Nous avons vu son étoile à l’orient,
et nous sommes venus adorer le Seigneur.
Alléluia.
Mt 2, 2)
Commentaires
Voici manifestées la bonté et l’humanité de Dieu notre Sauveur. Rendons grâce à Dieu qui fait ainsi abonder notre consolation dans cet état de pèlerins qui est le nôtre, dans cet exil, dans cette misère d’ici-bas. […]}
Voici que la paix n’est plus promise mais envoyée, non plus remise à plus tard mais donnée, non plus prophétisée mais proposée. C’est comme un couffin plein de sa miséricorde que Dieu le Père a envoyé sur la terre ; oui, dis-je, un couffin que la Passion devra déchirer pour laisser se répandre ce qu’il contient : notre paix ; un couffin, peut-être petit, mais rempli. Un petit enfant nous a été donné, mais en lui habite toute la plénitude de la divinité. Lorsqu’est venue la plénitude des temps est venue aussi la plénitude de la divinité. Elle est venue dans la chair, afin de se faire voir même de ceux qui sont charnels, et que son humanité ainsi manifestée permette de reconnaître sa bonté. En effet, dès que l’humanité de Dieu se fait connaître, sa bonté ne peut plus rester cachée. Et comment aurait-il pu davantage mettre en relief sa bonté qu’en revêtant ma chair ? — Ma chair, dis-je, non celle d’Adam, non celle qui était la sienne avant la chute.
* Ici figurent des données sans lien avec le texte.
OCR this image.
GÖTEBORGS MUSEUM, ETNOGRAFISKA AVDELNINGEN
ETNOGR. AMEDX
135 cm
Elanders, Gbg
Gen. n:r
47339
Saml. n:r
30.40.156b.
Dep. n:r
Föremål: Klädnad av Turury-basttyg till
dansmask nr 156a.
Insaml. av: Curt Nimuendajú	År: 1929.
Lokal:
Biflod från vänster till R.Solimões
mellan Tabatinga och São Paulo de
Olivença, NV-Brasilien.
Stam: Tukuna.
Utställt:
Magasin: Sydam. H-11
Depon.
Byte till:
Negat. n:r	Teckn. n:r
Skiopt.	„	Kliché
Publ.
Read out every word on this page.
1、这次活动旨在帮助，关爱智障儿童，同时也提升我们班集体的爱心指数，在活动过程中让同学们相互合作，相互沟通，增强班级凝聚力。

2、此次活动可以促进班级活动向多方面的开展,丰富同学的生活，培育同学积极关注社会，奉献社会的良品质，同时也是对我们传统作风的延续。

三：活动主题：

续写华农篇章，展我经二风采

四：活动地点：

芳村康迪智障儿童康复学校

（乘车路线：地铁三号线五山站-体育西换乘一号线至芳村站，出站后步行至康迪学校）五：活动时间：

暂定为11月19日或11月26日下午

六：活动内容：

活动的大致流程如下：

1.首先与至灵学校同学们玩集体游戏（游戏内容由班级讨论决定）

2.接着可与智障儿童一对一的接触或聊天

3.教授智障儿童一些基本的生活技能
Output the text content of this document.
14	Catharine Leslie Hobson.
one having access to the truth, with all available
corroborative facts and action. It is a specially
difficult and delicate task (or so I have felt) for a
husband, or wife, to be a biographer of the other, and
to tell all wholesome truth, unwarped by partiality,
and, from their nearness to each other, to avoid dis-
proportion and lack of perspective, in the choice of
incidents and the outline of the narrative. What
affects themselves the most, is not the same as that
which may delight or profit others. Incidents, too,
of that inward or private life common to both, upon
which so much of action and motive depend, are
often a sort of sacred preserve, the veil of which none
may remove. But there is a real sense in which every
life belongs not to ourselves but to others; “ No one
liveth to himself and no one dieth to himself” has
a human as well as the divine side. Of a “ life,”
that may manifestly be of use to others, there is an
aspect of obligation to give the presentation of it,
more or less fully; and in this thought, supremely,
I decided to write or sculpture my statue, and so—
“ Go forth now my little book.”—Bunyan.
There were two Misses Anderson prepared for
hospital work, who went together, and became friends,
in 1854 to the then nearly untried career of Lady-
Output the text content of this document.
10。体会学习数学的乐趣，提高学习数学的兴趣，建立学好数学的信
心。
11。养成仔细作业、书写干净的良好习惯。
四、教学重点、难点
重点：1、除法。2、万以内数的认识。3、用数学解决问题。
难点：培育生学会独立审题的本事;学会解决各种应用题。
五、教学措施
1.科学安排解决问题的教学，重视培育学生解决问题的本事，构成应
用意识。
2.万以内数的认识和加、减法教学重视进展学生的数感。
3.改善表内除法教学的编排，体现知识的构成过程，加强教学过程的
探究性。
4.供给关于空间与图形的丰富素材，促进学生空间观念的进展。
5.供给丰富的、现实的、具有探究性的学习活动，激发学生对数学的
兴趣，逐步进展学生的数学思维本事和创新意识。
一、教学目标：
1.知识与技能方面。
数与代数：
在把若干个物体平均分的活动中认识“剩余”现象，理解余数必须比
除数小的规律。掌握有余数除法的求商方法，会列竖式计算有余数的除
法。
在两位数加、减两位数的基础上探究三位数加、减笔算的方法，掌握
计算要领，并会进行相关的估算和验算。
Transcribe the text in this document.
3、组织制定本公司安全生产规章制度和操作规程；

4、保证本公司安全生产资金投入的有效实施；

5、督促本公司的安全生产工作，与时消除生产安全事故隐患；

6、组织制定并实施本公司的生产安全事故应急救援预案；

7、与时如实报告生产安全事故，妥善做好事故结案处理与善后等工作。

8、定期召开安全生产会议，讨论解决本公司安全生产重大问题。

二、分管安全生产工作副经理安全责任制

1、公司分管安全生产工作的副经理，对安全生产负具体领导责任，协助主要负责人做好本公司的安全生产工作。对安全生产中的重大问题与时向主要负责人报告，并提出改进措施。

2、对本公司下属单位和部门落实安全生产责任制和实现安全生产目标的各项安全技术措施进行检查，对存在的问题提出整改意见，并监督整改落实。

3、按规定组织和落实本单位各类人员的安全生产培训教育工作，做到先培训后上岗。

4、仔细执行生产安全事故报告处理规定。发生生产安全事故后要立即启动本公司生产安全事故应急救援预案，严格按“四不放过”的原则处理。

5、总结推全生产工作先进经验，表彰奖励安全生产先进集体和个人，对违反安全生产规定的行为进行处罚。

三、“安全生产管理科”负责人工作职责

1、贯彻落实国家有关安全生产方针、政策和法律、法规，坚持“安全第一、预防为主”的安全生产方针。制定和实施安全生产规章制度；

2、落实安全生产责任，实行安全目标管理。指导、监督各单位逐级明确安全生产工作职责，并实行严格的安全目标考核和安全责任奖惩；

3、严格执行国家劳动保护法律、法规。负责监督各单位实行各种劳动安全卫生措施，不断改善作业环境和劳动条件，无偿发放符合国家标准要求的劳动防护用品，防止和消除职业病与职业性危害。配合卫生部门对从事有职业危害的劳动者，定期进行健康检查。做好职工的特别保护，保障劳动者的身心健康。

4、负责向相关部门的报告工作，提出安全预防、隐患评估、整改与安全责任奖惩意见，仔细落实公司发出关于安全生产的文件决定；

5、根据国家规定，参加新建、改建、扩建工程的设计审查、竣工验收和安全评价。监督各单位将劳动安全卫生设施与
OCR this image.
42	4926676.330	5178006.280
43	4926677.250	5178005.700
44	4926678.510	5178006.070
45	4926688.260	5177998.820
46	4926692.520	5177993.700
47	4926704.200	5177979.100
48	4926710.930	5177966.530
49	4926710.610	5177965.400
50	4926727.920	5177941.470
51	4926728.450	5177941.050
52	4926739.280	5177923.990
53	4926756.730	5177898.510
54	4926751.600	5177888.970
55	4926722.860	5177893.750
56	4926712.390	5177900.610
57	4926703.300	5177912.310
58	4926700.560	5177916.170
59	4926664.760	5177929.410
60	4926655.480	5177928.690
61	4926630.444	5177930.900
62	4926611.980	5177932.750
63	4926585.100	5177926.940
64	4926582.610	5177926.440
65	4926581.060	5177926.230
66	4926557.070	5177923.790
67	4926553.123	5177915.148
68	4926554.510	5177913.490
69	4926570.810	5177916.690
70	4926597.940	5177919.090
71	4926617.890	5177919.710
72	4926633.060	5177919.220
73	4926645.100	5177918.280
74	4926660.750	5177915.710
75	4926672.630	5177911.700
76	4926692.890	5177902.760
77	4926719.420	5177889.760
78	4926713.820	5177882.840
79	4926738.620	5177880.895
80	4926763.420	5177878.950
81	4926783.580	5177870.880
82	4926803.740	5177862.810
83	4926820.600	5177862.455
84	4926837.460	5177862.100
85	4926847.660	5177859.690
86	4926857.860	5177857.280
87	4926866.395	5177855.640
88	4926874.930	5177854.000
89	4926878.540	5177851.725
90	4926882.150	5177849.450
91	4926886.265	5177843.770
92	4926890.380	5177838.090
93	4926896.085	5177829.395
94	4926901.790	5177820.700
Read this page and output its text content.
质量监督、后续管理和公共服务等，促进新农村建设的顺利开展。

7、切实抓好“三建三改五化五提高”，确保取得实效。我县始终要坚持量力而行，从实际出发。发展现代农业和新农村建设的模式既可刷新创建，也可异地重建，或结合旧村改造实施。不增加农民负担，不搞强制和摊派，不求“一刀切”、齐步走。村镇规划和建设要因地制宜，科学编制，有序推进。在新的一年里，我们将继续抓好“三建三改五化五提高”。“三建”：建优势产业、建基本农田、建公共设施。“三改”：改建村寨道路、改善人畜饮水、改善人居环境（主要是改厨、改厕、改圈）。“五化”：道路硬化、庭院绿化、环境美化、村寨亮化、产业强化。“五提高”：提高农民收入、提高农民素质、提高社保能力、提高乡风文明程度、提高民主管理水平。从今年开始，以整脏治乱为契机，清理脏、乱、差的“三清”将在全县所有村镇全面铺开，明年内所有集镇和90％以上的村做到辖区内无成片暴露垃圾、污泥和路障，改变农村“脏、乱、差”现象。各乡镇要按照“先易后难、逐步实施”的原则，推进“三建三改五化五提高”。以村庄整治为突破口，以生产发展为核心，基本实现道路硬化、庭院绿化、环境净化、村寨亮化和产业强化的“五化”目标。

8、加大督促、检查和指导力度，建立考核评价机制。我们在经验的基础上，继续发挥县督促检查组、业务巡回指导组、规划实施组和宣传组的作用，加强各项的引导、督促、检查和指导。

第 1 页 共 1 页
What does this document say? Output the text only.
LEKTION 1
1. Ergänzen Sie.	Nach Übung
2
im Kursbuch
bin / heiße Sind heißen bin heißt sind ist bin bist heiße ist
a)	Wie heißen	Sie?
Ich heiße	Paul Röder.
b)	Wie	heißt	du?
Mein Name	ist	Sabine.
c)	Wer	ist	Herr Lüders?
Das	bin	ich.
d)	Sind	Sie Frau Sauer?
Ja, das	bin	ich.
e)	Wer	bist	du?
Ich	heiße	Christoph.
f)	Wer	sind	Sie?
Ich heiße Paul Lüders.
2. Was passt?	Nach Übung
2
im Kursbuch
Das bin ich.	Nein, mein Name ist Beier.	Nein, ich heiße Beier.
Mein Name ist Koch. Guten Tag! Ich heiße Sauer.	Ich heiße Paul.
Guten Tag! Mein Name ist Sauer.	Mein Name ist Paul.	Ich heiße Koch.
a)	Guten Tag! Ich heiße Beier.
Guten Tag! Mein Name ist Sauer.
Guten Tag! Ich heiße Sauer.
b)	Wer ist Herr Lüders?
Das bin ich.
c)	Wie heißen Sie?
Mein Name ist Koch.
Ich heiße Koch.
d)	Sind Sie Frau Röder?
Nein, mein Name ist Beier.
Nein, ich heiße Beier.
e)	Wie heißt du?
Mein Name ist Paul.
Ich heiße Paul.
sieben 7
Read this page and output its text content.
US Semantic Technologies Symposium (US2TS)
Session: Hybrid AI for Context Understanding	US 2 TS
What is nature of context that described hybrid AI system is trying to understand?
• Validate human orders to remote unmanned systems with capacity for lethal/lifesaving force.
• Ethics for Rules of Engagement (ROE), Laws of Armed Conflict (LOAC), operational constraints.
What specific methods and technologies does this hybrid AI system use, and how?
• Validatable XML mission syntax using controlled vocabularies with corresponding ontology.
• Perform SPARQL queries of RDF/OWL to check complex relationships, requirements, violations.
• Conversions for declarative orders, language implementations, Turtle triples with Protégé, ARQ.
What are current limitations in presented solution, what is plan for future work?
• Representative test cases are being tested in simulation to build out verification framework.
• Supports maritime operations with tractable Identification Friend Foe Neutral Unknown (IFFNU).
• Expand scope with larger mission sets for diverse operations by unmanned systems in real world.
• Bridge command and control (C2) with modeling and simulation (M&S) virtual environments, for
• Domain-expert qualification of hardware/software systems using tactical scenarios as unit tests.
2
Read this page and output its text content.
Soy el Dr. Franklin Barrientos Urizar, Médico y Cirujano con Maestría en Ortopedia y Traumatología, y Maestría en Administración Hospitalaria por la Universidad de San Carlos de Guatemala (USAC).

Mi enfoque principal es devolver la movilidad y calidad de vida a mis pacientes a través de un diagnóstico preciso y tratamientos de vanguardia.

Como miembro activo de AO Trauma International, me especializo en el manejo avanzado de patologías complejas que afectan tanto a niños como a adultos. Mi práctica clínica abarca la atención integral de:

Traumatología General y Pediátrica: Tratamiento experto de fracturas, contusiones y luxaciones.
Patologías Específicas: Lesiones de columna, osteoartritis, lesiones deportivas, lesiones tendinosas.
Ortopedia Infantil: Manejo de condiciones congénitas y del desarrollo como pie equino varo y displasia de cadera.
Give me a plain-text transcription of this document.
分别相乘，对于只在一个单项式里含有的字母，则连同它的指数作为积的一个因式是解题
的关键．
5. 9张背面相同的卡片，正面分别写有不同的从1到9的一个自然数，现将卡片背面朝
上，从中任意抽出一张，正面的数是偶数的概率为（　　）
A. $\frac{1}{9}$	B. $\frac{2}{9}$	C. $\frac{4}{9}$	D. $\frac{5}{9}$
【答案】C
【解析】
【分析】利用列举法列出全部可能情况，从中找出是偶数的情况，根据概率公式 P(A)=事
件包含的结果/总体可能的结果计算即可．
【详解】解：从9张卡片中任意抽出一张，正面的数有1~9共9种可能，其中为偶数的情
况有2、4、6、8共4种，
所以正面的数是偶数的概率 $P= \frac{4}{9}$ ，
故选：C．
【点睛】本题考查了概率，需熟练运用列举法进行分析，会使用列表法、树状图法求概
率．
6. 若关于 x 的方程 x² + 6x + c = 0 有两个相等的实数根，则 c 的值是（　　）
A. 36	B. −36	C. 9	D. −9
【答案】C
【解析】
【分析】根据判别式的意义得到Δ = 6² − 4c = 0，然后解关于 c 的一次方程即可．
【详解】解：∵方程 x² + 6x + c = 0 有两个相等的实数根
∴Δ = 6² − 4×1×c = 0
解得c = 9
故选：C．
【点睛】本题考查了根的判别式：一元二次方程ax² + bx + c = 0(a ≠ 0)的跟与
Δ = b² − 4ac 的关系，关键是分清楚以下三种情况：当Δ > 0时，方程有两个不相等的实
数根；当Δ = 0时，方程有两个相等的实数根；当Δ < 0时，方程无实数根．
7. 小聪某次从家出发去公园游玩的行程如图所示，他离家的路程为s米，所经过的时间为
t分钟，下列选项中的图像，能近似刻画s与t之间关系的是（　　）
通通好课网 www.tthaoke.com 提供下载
Pourquoi déclare-t-il avec tant de soin sa miséricorde, au point de faire sienne notre misère elle-même ? Pourquoi est-il rempli d’une bonté telle que la parole de Dieu, pour nous, s’est faite herbe fanée ? Seigneur, qu’est-ce que l’homme, pour que tu penses à lui ? Qu’est- il pour que ton cœur en fasse tant de cas ? Voici où l’homme doit porter son attention pour découvrir quel souci Dieu prend de lui ; voici où l’homme doit apprendre quelle pensée et quel sentiment Dieu nourrit à son égard. N’interroge pas ce que tu souffres, toi, mais ce qu’il a souffert, lui. À ce qu’il est devenu pour toi, reconnais ta valeur à ses yeux, afin que sa bonté t’apparaisse à partir de son humanité. En effet, l’abaissement qu’il accomplit dans son humanité a été la grandeur même de sa bonté, et plus il s’est rendu méprisable en ma faveur, plus il me devient cher.
Voici manifestées la bonté et l’humanité de Dieu notre Sauveur, dit l’Apôtre. Oui, qu’elles sont grandes et évidentes, la bonté de Dieu et son humanité ! Quelle grande preuve de sa bonté il nous a donnée, en prenant tant de soin pour ajouter à l’humanité le nom de Dieu.